The catfish is the star of the menu — thick fingers with a perfectly crisp cornmeal and corn flour crust that shatters cleanly on the bite. No greasiness, no fishy flavor. Reviewers call it among the best versions of the dish they've tried.
Tips from diners
Ask for it with the pimento mac and cheese on the side — the combination is the reason people come back.
It's worth the wait if there's a line — the catfish takes time to fry properly and they won't rush it.
The collard greens are a classic side preparation — tender, gently seasoned, with a savory undertone from slow cooking. They balance the richness of the fried and braised dishes.
Tips from diners
Gets even better as it sits — finish your greens last on the plate.
The pimento mac and cheese is the star side — reviewers rave about it as the best example they've tried, with a rich sauce and subtle pepper flavor that complements the savory mains.
Tips from diners
Order an extra side — it's worth going back for and this is the can't-miss item.
High Hat's BBQ shrimp is braised in local beer and a complex Creole sauce that coats tender Gulf shrimp. It's among the lighter dishes on the menu but deeply flavored.
Tips from diners
Serve it over rice for a complete meal, or soak bread in the sauce at the end.
High Hat's fried chicken is available on Tuesday (lunch and dinner) and Friday-Sunday. When available, it's crisp outside with moist, flavorful meat inside — reviewers consistently praise it as among the best in the city.
Tips from diners
Only available on Tuesdays for lunch — plan ahead if this is what you want.
On Saturday and Sunday, it comes with waffles instead of sides — a delicious twist.
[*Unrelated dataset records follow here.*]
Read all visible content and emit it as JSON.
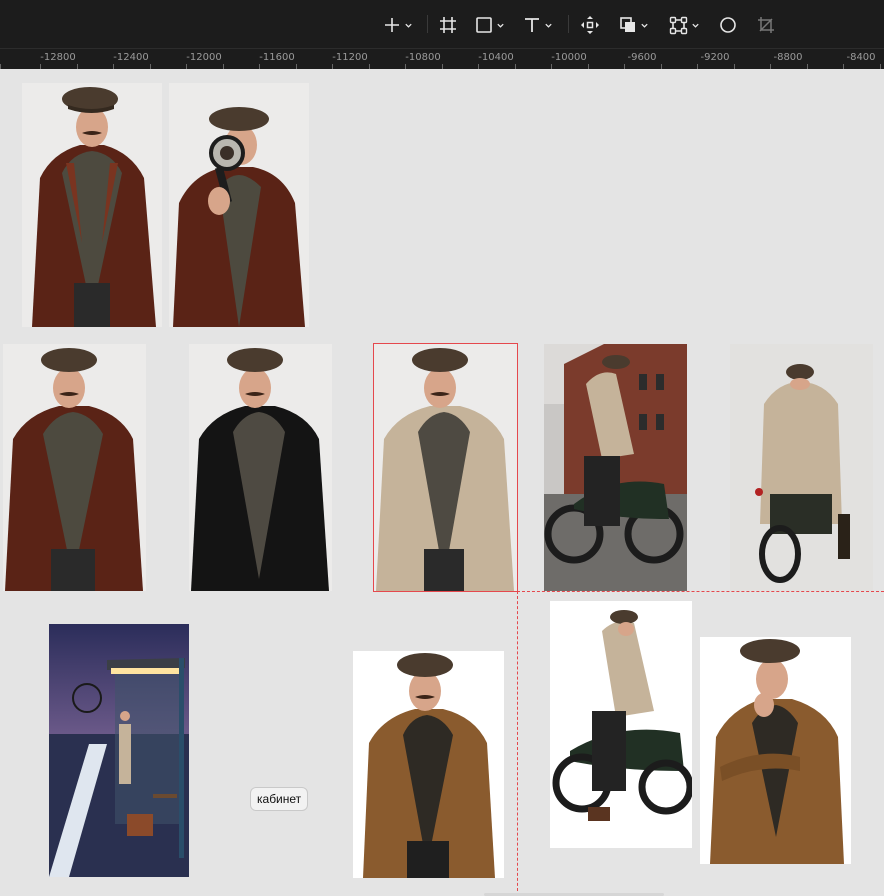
{
  "toolbar": {
    "tools": [
      {
        "name": "add",
        "icon": "plus-icon",
        "has_menu": true
      },
      {
        "name": "frame",
        "icon": "frame-icon",
        "has_menu": false
      },
      {
        "name": "shape",
        "icon": "rectangle-icon",
        "has_menu": true
      },
      {
        "name": "text",
        "icon": "text-icon",
        "has_menu": true
      },
      {
        "name": "move",
        "icon": "move-icon",
        "has_menu": false
      },
      {
        "name": "boolean",
        "icon": "boolean-icon",
        "has_menu": true
      },
      {
        "name": "component",
        "icon": "component-icon",
        "has_menu": true
      },
      {
        "name": "ellipse",
        "icon": "circle-icon",
        "has_menu": false
      },
      {
        "name": "crop",
        "icon": "crop-icon",
        "has_menu": false
      }
    ]
  },
  "ruler": {
    "labels": [
      "-12800",
      "-12400",
      "-12000",
      "-11600",
      "-11200",
      "-10800",
      "-10400",
      "-10000",
      "-9600",
      "-9200",
      "-8800",
      "-8400"
    ]
  },
  "canvas": {
    "sticky_note": "кабинет",
    "images": [
      {
        "id": "leather-coat-1",
        "subject": "man-in-brown-leather-coat"
      },
      {
        "id": "magnifier",
        "subject": "man-with-magnifying-glass"
      },
      {
        "id": "leather-coat-2",
        "subject": "man-in-brown-leather-coat"
      },
      {
        "id": "black-coat",
        "subject": "man-in-black-coat"
      },
      {
        "id": "beige-coat",
        "subject": "man-in-beige-coat",
        "selected": true
      },
      {
        "id": "motorcycle-street",
        "subject": "man-on-motorcycle-street"
      },
      {
        "id": "motorcycle-back",
        "subject": "man-on-motorcycle-back-view"
      },
      {
        "id": "bus-stop",
        "subject": "bus-stop-winter-evening"
      },
      {
        "id": "brown-coat",
        "subject": "man-in-brown-tweed-coat"
      },
      {
        "id": "motorcycle-white",
        "subject": "man-on-motorcycle-white-bg"
      },
      {
        "id": "thinking",
        "subject": "man-in-coat-thinking"
      }
    ]
  },
  "colors": {
    "toolbar_bg": "#1c1c1c",
    "canvas_bg": "#e4e4e4",
    "selection": "#e5484d"
  }
}
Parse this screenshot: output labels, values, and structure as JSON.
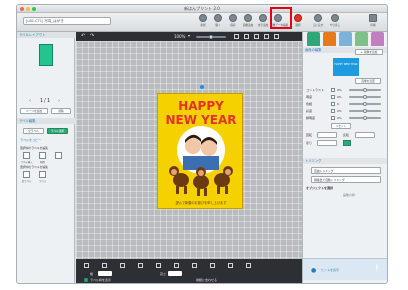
{
  "window": {
    "title": "新はんプリント 2.0",
    "document_name": "[LB1-CT1] 写真_はがき"
  },
  "toolbar": {
    "buttons": [
      {
        "label": "新規"
      },
      {
        "label": "開く"
      },
      {
        "label": "保存"
      },
      {
        "label": "画像追加"
      },
      {
        "label": "文字追加"
      },
      {
        "label": "画像データ編集"
      },
      {
        "label": "選択"
      },
      {
        "label": "元に戻す"
      },
      {
        "label": "やり直し"
      },
      {
        "label": "印刷"
      }
    ]
  },
  "left_panel": {
    "layout_header": "ラベルレイアウト",
    "pager": {
      "prev": "‹",
      "current": "1",
      "sep": "/",
      "total": "1",
      "next": "›"
    },
    "add_page": "ページを追加",
    "delete_page": "削除",
    "label_section": "ラベル編集",
    "all_labels": "全ラベル",
    "label_select": "ラベル選択",
    "label_copy": "ラベルをコピー",
    "selected_label_header": "選択中のラベルを編集",
    "selected_icons": [
      "ラベル挿入",
      "削除"
    ],
    "all_labels_header": "選択中のラベルを編集",
    "all_icons": [
      "全ラベル",
      "ラベル"
    ]
  },
  "canvas": {
    "zoom": "100%",
    "card": {
      "line1": "HAPPY",
      "line2": "NEW YEAR",
      "greeting": "謹んで新春のお慶びを申し上げます"
    },
    "label_info": "ラベル枠を表示",
    "paper_info": "用紙に合わせる",
    "width_label": "幅",
    "height_label": "高さ"
  },
  "right_panel": {
    "tabs": [
      "レイアウト",
      "画像",
      "文字",
      "配置",
      "描画"
    ],
    "image_edit_header": "画像の編集",
    "add_image_button": "+ 画像を追加",
    "thumb_text": "HAPPY NEW YEAR",
    "change_image_button": "画像を変更",
    "rows": [
      {
        "label": "コントラスト",
        "value": "0%"
      },
      {
        "label": "明度",
        "value": "0%"
      },
      {
        "label": "色相",
        "value": "0"
      },
      {
        "label": "彩度",
        "value": "0%"
      },
      {
        "label": "鮮明度",
        "value": "0%"
      }
    ],
    "reset_button": "リセット",
    "rotate_label": "回転",
    "flip_label": "反転",
    "fill_label": "塗り",
    "trimming_header": "トリミング",
    "trim_button_1": "自由トリミング",
    "trim_button_2": "顔検出で自動トリミング",
    "object_header": "オブジェクトを選択",
    "frame_label": "画像の枠",
    "hint": "ヒントを表示"
  },
  "colors": {
    "accent_green": "#2fa77a",
    "card_yellow": "#f6d100",
    "card_red": "#e4322b",
    "highlight_red": "#e60012",
    "canvas_gray": "#b9bcbf"
  }
}
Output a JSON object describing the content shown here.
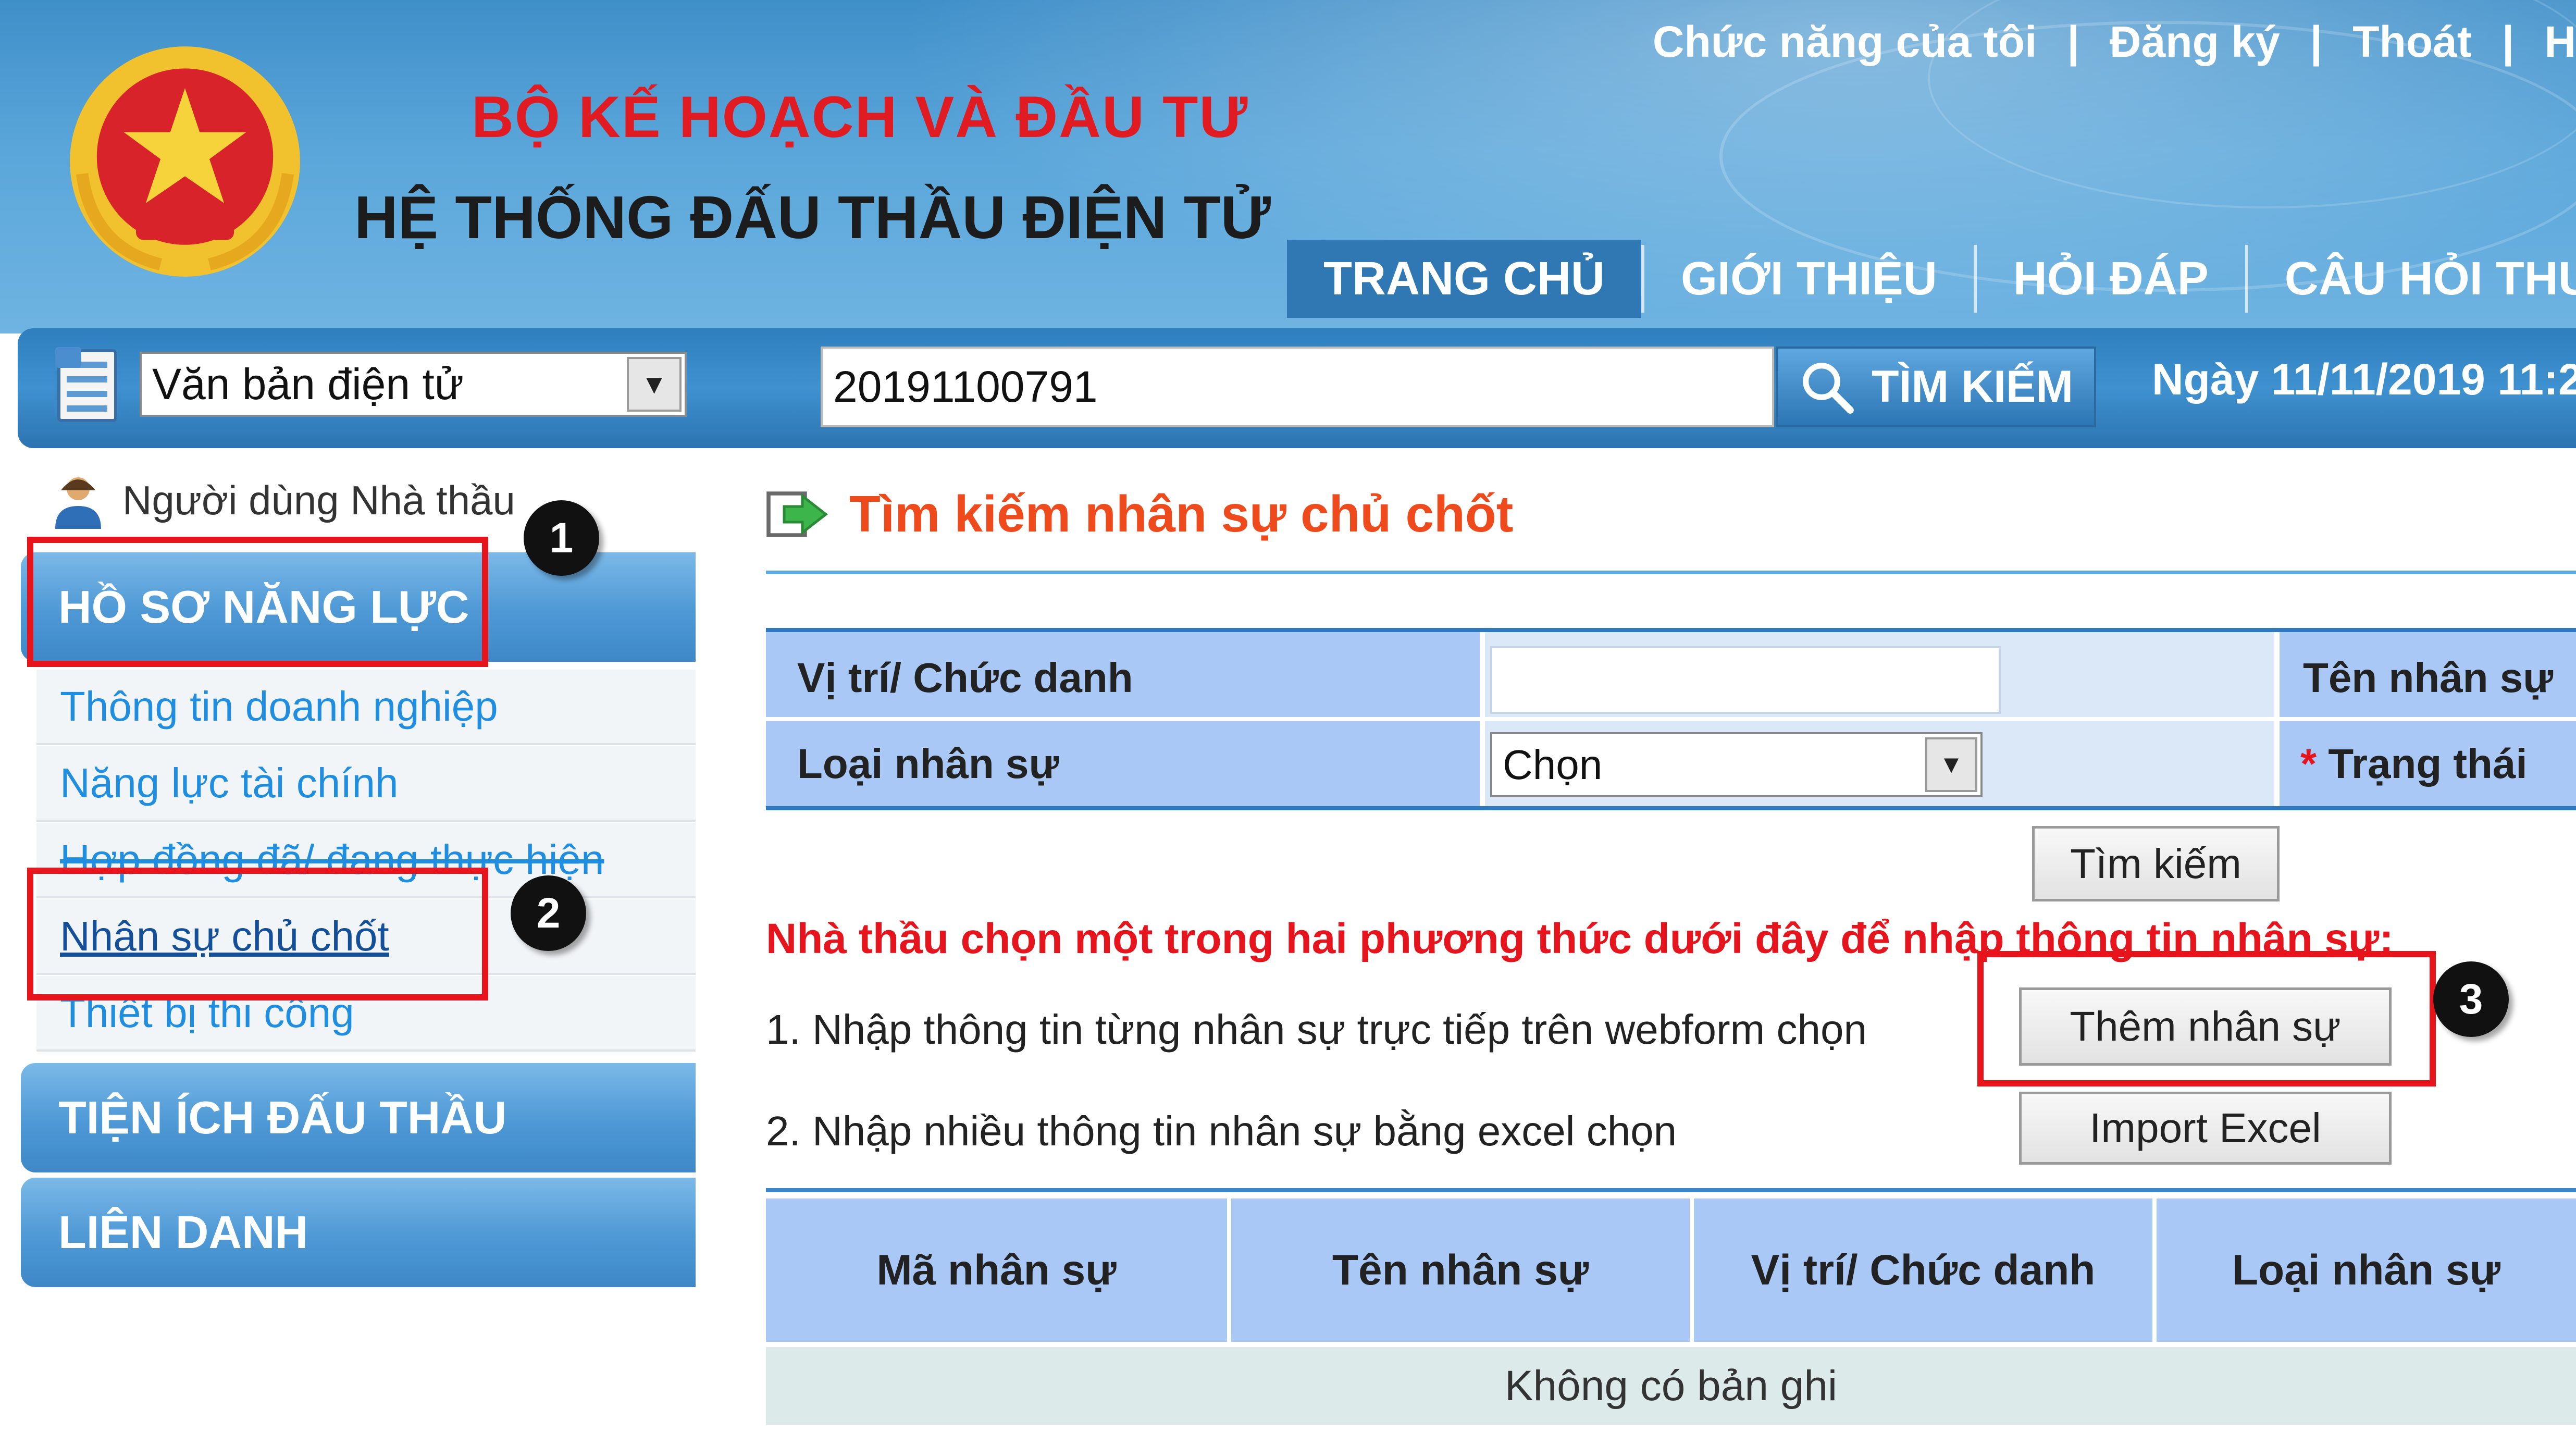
{
  "header": {
    "ministry": "BỘ KẾ HOẠCH VÀ ĐẦU TƯ",
    "system_name": "HỆ THỐNG ĐẤU THẦU ĐIỆN TỬ",
    "top_links": [
      "Chức năng của tôi",
      "Đăng ký",
      "Thoát",
      "H"
    ],
    "nav_tabs": [
      "TRANG CHỦ",
      "GIỚI THIỆU",
      "HỎI ĐÁP",
      "CÂU HỎI THƯỜNG"
    ],
    "active_tab": "TRANG CHỦ",
    "emblem_icon": "national-emblem"
  },
  "search": {
    "doc_type": "Văn bản điện tử",
    "query": "20191100791",
    "button": "TÌM KIẾM",
    "date": "Ngày 11/11/2019 11:2"
  },
  "sidebar": {
    "user": "Người dùng Nhà thầu",
    "sections": [
      {
        "title": "HỒ SƠ NĂNG LỰC",
        "items": [
          "Thông tin doanh nghiệp",
          "Năng lực tài chính",
          "Hợp đồng đã/ đang thực hiện",
          "Nhân sự chủ chốt",
          "Thiết bị thi công"
        ]
      },
      {
        "title": "TIỆN ÍCH ĐẤU THẦU"
      },
      {
        "title": "LIÊN DANH"
      }
    ],
    "selected_item": "Nhân sự chủ chốt"
  },
  "main": {
    "title": "Tìm kiếm nhân sự chủ chốt",
    "filter": {
      "position_label": "Vị trí/ Chức danh",
      "position_value": "",
      "type_label": "Loại nhân sự",
      "type_value": "Chọn",
      "name_label": "Tên nhân sự",
      "status_required": "*",
      "status_label": "Trạng thái",
      "search_button": "Tìm kiếm"
    },
    "notice": "Nhà thầu chọn một trong hai phương thức dưới đây để nhập thông tin nhân sự:",
    "option1": "1. Nhập thông tin từng nhân sự trực tiếp trên webform chọn",
    "option1_button": "Thêm nhân sự",
    "option2": "2. Nhập nhiều thông tin nhân sự bằng excel chọn",
    "option2_button": "Import Excel",
    "table": {
      "columns": [
        "Mã nhân sự",
        "Tên nhân sự",
        "Vị trí/ Chức danh",
        "Loại nhân sự"
      ],
      "empty": "Không có bản ghi"
    }
  },
  "annotations": [
    "1",
    "2",
    "3"
  ],
  "colors": {
    "header_blue": "#4d9bd3",
    "ministry_red": "#e01b22",
    "title_orange": "#ef4a1c",
    "notice_red": "#e6141c",
    "link_blue": "#1f8ee0",
    "highlight_red": "#e8141c"
  }
}
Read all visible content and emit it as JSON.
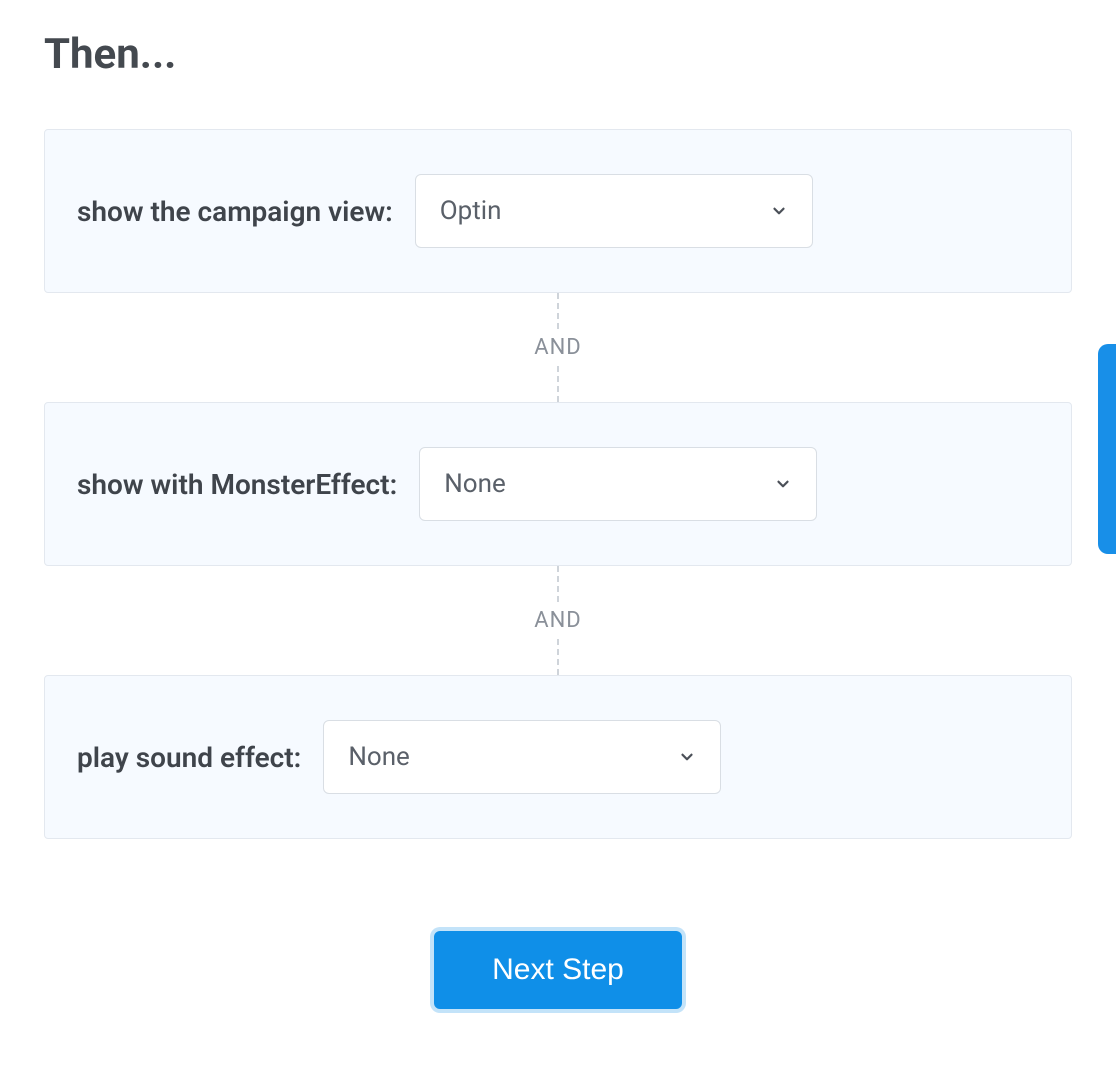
{
  "heading": "Then...",
  "connector_label": "AND",
  "actions": [
    {
      "label": "show the campaign view:",
      "value": "Optin"
    },
    {
      "label": "show with MonsterEffect:",
      "value": "None"
    },
    {
      "label": "play sound effect:",
      "value": "None"
    }
  ],
  "next_button": "Next Step"
}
Opened in June 2011 in the former Long's Bakery building left vacant after Hurricane Katrina, High Hat Cafe has become the neighborhood anchor on the corner of Freret and Jena. Under new ownership since mid-2023 (Chef Fredo Nogueira and Ryan Iriarte), it continues serving the best version of Louisiana comfort food.
Go early afternoon (1-2 PM) on a weekday to avoid waits. Weekends fill up quickly.
Walk-ins only — no reservations accepted, so expect 15-30 minute waits during peak hours.
The bar is a great spot to perch solo or in pairs — chalkboard specials rotate daily.